The journey is always dictated by habit. We do something once, we do it every summer there after; we go to the same places following the same itinerary, eat at the same places, watch the same movies. Summer vacation in California is kind of like watching the same movie over and over, and that actually is what makes it so glorious.
Each summer of the last ten or so, a side trip to Las Vegas is included, much to the glee of my littlest siblings (alright, and me -- I'm a sucker for tacky gift shops, giant Coca Cola bottles, and glittering lights).
This year, though, we inadvertently added a stop to the cycle. This happens; the movie evolves now and again. We parked on the wrong side of the MGM Grand, and so had to walk through it to get to the giant Coke bottle. Along our bee-line to green-bottle bliss, we passed MGM Grand's lion habitat, a spot I hadn't known existed. It was open, bright, and lush; lots of things for the lions to climb, waterfalls crashing dramatically-yet-gently into a little pool, quite idyllic. Two lions, a male and a female, lounged just on the other side of the inch-thick, slightly green glass, drowsy and showered in sun from the massive skylight.
All around them, pressed to every inch of the perimeter, were tourists from God knows where -- everywhere, probably -- thee people deep holding up children and cameras, standing on tip toe to get a view of the lions. The sleepy felines, meanwhile, remained totally aloof.
The female lion perched at the top of one of the water falls, gazing about occasionally but mostly vegetating with her eyes closed; beautiful. The male lion was sprawled out on top of the frosted glass that covered a walkway through the middle of the habitat, presumably to another section. Dozens of people had crammed themselves into this space, a space meant for people to pass through not linger in, to see him and take vague silhouetted pictures.

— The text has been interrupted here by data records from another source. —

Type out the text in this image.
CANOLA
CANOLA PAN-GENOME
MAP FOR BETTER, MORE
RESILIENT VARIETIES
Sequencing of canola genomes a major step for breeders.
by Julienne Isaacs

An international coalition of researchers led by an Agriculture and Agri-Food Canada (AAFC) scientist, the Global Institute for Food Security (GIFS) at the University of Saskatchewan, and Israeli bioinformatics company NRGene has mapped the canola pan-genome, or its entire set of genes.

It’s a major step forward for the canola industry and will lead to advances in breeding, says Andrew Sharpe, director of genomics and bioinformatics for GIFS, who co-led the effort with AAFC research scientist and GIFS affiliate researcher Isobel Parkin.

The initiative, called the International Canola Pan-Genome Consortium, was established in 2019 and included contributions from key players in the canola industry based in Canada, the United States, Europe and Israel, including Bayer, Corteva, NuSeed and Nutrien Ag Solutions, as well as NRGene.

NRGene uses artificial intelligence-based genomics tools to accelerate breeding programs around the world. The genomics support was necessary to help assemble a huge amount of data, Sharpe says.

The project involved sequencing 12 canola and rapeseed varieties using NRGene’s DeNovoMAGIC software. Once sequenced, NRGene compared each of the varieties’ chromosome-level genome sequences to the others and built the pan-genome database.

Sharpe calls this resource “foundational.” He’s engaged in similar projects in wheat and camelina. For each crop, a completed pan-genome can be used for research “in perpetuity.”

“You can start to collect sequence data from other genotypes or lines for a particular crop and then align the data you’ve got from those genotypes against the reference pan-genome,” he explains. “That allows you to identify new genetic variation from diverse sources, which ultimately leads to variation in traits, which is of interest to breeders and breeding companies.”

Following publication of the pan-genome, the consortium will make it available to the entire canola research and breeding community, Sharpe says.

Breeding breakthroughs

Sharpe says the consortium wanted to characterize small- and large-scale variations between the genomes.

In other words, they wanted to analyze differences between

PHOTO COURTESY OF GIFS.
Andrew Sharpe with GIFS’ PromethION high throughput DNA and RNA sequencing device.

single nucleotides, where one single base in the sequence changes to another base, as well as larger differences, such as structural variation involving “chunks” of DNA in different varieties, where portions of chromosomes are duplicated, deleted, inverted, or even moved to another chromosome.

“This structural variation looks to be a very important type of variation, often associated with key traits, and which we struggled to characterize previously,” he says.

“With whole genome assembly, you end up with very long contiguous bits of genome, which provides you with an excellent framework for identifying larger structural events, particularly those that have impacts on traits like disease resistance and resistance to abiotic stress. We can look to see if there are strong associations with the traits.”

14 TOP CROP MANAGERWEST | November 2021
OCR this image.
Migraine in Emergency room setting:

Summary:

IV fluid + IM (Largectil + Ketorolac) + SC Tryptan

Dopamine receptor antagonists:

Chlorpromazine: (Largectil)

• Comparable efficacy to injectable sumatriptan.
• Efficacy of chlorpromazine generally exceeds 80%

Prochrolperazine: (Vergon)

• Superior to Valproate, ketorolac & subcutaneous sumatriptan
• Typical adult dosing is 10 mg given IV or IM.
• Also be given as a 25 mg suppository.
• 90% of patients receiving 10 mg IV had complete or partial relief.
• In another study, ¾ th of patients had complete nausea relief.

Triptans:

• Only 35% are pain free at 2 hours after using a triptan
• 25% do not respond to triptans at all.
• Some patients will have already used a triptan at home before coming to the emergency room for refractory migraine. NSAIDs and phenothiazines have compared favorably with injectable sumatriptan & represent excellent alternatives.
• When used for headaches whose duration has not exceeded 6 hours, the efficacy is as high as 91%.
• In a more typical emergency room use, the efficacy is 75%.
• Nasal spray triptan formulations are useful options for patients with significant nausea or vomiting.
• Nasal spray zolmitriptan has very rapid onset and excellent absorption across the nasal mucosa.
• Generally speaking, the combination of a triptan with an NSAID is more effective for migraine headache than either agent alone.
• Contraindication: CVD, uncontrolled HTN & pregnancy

I count myself in this number, of course.
And I was fascinated. Not so much by the lion, actually, though being a mere two inches and a flaw in glass-making craftsmanship away from those paws and jaws was pretty awe-inspiring. No, I was really interested in the people who came to Las Vegas, the middle of the dessert, presumably for some gaming, some food, some shows, and perhaps some less family friendly activity, and were now captured, in rapt attention, by this massive, powerful creature (who had absolutely no use for them, by the way).
I often lament how disconnected we've become from good ol' Mother Earth. Greening industry and saving the planet are all the rage, but I don't know how many of us spend much time actually appreciating the planet we live on (sorry, Planet Earth doesn't count) or the other creatures who inhabit it. We -- humans, that is -- are God's crowning jewel, but can you imagine Adam's reaction when God showed him the first lion?
God: Here, check this guy out! You might want to give him an especially good name, I don't think he'll be too happy with you otherwise.
It was both amusing and heartening to see all those people so enthralled by a pair of lions. I've started to think (realize might be the better word) that God meant for us to feel connected to every other living thing on the planet, not in an Earth mother crazy kind of way, but in an awareness that we come from the same place and those other things were made for our good. It's evident, especially when we meet those creations in such unexpected places -- like lions in a meadow.
*"Las Vegas" is Spanish for "the meadows".